Assume $k|n$, show $D_{2n}/\langle r_n^k \rangle \cong D_{2k}$

Question

Definition of Dihedral Group: $D_{2n}=\langle r,s|r^n=s^2=1, sr=r^{-1}s \rangle $

I need to show that $D_{2n}/\langle r_n^k \rangle \cong D_{2k}$, assuming $k|n$.

I have already proven that $\langle r_n^k \rangle \trianglelefteq D_{2n}$ so we know that $D_{2n}/\langle r_n^k \rangle$ is a quotient group. Also I know that $|\langle r_n^k \rangle| = \frac{n}{k}$, so by Lagrange's Thm

$$|D_{2n}/\langle r_n^k \rangle| = \frac{|D_{2n}|}{|\langle r_n^k \rangle|}= \frac{2n}{\frac{n}{k}}=2k=|D_{2k}|$$

So everything looks good, but I am just not quite understanding how I show that these two groups are isomorphic. I feel there is one step missing, or I need to use one of the isomorphism Theorems maybe?

Answer 1

Here is a rigorous argument, using the very definition of the dihedral groups via ther group presentations and the universal property of free groups and factor groups.

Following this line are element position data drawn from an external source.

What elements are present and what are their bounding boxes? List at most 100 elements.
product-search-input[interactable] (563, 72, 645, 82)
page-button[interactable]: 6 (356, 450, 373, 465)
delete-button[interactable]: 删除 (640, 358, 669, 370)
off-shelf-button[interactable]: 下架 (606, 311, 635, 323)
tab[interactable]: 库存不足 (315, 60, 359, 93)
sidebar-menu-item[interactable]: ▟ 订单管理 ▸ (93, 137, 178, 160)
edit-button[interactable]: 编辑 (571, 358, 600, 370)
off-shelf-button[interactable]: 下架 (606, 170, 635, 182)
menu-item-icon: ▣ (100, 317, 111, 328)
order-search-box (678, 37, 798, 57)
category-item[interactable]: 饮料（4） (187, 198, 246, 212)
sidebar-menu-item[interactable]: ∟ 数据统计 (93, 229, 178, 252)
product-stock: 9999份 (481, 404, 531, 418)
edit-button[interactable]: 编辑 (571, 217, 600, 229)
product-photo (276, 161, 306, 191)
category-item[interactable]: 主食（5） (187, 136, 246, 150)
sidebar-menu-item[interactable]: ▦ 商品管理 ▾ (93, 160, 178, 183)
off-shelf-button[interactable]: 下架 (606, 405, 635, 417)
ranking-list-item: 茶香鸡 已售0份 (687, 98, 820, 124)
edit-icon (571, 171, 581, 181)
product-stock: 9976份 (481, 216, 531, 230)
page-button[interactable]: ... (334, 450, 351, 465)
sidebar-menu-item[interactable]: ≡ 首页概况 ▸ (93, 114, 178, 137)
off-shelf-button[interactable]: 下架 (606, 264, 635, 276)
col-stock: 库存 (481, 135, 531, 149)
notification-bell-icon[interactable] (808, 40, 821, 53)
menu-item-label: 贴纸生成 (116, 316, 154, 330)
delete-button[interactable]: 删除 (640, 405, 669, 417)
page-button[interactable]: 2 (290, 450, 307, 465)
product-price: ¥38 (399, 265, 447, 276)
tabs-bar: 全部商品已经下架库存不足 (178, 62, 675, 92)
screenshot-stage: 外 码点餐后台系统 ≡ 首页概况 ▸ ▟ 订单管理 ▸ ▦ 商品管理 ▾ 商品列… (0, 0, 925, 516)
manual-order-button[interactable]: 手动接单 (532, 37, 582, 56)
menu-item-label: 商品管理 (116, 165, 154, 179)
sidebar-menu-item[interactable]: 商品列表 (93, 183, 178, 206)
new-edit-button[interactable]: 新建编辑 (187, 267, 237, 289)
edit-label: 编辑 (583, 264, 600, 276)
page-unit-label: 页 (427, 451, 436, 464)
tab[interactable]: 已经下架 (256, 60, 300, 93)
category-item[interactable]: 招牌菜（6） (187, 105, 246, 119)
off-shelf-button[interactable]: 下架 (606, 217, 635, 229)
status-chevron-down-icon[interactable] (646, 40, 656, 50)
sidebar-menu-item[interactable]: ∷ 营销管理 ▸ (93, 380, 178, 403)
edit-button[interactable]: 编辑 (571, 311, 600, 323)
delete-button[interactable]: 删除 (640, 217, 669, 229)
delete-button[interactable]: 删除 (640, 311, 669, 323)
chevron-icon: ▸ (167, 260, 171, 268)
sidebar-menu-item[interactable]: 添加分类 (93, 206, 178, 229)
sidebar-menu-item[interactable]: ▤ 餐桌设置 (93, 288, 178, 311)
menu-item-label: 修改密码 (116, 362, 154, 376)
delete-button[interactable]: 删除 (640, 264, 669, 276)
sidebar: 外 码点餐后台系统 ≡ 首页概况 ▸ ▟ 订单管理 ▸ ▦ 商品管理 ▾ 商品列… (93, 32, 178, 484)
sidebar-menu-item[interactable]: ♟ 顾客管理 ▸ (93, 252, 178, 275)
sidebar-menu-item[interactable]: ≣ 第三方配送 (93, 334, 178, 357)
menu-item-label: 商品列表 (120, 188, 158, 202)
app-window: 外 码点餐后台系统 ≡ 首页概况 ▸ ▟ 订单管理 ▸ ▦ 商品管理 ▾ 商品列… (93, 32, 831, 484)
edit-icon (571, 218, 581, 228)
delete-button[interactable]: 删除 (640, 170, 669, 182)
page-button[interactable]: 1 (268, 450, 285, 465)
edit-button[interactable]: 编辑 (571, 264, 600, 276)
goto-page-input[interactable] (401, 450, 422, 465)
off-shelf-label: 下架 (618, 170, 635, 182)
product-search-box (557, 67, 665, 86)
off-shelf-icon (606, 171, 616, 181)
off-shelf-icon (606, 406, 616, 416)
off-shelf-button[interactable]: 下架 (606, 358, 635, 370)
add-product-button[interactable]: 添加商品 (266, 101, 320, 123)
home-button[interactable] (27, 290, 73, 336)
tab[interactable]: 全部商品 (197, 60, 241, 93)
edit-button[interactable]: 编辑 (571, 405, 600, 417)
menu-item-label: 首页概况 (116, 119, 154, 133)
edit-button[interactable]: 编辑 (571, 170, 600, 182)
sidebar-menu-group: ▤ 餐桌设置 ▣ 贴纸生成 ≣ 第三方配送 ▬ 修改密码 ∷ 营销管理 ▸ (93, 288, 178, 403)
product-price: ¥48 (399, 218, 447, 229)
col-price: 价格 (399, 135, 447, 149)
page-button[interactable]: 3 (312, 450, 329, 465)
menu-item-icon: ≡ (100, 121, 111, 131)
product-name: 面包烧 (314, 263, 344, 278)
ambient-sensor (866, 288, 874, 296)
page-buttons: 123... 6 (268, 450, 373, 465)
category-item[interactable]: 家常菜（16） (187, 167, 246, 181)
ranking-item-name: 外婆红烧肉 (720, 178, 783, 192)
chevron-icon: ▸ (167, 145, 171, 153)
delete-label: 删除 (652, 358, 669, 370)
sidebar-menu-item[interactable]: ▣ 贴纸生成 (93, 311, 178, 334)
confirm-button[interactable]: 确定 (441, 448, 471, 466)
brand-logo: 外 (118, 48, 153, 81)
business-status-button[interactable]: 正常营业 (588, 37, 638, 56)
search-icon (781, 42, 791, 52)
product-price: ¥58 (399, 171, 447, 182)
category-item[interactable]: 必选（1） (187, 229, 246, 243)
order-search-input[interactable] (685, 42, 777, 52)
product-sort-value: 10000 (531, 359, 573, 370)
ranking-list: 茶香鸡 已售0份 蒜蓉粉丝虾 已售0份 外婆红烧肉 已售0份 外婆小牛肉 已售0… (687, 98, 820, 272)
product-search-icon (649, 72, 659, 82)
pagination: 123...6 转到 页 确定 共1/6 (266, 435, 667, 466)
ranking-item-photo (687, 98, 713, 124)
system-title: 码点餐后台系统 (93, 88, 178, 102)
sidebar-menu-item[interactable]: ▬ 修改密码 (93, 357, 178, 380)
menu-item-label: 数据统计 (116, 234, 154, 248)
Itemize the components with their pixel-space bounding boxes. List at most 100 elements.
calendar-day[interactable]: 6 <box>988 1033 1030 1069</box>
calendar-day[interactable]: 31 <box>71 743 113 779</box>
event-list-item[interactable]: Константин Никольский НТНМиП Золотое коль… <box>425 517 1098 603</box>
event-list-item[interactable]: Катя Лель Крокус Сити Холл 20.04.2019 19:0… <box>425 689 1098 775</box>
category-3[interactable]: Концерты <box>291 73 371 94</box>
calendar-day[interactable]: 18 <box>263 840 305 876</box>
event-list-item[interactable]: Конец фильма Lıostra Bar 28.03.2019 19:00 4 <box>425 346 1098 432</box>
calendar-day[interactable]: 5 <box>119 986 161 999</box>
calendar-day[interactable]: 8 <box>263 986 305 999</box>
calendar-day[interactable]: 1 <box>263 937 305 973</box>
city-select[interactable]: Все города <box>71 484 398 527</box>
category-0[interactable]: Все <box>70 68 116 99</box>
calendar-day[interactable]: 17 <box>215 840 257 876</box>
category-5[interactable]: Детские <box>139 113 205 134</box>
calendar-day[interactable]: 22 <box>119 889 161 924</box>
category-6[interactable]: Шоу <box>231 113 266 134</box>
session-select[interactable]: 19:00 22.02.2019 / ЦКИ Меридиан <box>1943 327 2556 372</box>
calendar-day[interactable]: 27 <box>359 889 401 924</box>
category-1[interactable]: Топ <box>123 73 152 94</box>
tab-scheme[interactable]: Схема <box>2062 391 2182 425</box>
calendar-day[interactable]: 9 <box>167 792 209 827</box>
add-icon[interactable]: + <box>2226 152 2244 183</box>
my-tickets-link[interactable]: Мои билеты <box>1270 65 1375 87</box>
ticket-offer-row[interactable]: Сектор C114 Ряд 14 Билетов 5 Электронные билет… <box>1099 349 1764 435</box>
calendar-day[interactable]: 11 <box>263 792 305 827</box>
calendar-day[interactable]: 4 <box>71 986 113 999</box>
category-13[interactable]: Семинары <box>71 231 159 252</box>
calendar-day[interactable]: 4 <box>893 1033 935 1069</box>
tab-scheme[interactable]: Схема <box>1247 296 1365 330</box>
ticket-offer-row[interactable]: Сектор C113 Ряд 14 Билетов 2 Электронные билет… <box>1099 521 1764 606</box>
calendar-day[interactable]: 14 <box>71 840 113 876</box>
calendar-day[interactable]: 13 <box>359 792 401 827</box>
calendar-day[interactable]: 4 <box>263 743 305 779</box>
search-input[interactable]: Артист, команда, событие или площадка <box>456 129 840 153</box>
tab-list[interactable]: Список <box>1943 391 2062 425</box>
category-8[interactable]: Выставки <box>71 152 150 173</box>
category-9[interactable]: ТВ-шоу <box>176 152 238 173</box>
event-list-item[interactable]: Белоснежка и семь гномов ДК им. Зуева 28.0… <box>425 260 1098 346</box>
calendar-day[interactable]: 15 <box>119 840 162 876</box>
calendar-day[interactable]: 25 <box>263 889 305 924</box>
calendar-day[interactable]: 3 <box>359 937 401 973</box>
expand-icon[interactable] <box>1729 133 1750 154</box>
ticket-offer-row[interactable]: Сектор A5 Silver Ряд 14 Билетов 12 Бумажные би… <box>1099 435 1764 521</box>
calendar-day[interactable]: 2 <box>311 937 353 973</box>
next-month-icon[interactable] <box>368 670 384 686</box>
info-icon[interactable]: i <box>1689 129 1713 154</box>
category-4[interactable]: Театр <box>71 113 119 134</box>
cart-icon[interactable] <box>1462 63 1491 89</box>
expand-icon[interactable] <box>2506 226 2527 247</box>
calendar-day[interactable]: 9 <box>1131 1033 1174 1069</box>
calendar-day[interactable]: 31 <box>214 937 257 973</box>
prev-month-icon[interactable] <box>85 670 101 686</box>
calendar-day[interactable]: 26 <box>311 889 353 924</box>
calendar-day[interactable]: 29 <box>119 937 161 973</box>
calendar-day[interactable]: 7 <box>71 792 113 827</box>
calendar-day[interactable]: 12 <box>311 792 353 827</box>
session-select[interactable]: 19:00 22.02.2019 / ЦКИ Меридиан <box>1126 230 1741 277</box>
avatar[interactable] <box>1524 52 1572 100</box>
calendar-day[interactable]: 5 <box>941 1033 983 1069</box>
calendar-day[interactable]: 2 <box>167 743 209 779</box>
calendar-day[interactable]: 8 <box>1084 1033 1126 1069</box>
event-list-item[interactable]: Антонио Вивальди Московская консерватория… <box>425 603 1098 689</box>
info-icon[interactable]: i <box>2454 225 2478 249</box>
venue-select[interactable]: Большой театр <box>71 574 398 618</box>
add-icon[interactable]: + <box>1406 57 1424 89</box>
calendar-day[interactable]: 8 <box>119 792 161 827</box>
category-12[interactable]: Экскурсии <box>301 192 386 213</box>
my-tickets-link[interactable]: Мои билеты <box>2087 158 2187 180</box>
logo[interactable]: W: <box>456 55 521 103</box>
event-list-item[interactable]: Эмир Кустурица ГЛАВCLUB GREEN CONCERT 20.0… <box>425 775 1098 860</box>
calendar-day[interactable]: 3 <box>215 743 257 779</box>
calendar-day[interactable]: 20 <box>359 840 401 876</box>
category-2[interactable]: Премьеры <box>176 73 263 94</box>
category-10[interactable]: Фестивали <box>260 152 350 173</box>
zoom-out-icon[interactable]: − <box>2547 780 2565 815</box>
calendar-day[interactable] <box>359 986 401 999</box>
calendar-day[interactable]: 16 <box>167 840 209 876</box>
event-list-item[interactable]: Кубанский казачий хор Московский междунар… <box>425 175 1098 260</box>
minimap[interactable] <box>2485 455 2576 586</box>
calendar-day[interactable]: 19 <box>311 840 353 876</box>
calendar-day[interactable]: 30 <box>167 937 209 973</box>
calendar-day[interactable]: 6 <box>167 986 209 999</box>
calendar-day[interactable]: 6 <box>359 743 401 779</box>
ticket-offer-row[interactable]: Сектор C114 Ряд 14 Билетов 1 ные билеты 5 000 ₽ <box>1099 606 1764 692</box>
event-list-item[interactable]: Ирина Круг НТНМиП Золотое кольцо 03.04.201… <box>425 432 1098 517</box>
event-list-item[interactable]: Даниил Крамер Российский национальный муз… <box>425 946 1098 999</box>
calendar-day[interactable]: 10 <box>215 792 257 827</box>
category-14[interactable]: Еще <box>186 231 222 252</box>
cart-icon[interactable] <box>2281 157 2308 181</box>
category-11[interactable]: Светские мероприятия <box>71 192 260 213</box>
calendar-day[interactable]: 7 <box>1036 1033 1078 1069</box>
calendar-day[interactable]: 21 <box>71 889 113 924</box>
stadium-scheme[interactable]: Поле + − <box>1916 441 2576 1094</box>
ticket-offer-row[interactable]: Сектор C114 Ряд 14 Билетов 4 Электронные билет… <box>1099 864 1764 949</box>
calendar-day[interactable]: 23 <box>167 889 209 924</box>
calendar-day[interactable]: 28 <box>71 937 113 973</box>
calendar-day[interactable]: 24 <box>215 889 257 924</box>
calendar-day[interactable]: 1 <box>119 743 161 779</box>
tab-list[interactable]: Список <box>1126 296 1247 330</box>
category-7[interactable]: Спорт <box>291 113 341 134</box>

Let $G = ⟨R, S⟩$ be the free group generated by two elements, $R, S$. Let $n, k ∈ ℕ$ with $k \mid n$.

Let $N_i = (R^i, S^2, SRSR) ⊆ G$ be the generated normal subgroup for $i = k, n$. Now we have $N_k ⊇ N_n$ and $N_k/N_n = (r^k)$ in $D_{2n}$. So in short, by the third isomorphism theorem, we have $$\frac {D_{2n}} {(r^k)} = \frac {G/N_n} {N_k/N_n} \cong \frac G {N_k} = D_{2k}.$$

That’s it. Here is an elaboration:

Let $H$ be any group with $r, s ∈ H$. Then we have an equivalence of equations: $$r^k = s^2 = srsr = 1 \iff r^n = s^2 = srsr = 1~\text{and}~ r^k = 1.$$ Also, the left side still implies the right side when we leave out “$r^k = 1$”. We can use this to proceed as follows: Again let $N_k$ and $N_n$ be the normal subgroups from above and let $$ψ \colon G → D_{2k},~R ↦ r,~S ↦ s.$$ Then – by definition – $ψ$ is surjective with $\ker ψ = N_k$. But $N_k ⊇ N_n$, so the map $ψ$ factorizes via $$\overline ψ\colon D_{2n} = G/N_n → D_{2k}.$$ Because the projection $G → G/N_n$ is surjective, the kernel of $\overline ψ$ is exactly the image of $N_k$ under the projection, hence $$\ker \overline ψ = N_k/N_n = (r^k).$$ Hence, by the first isomorphism theorem, $D_{2k} \cong D_{2n}/(r^k)$.

It may be worth noting that this recipe is making rigorous the argument “The defining equations are equivalent, so the groups must be isomorphic”, so in future you may use this line of thinking.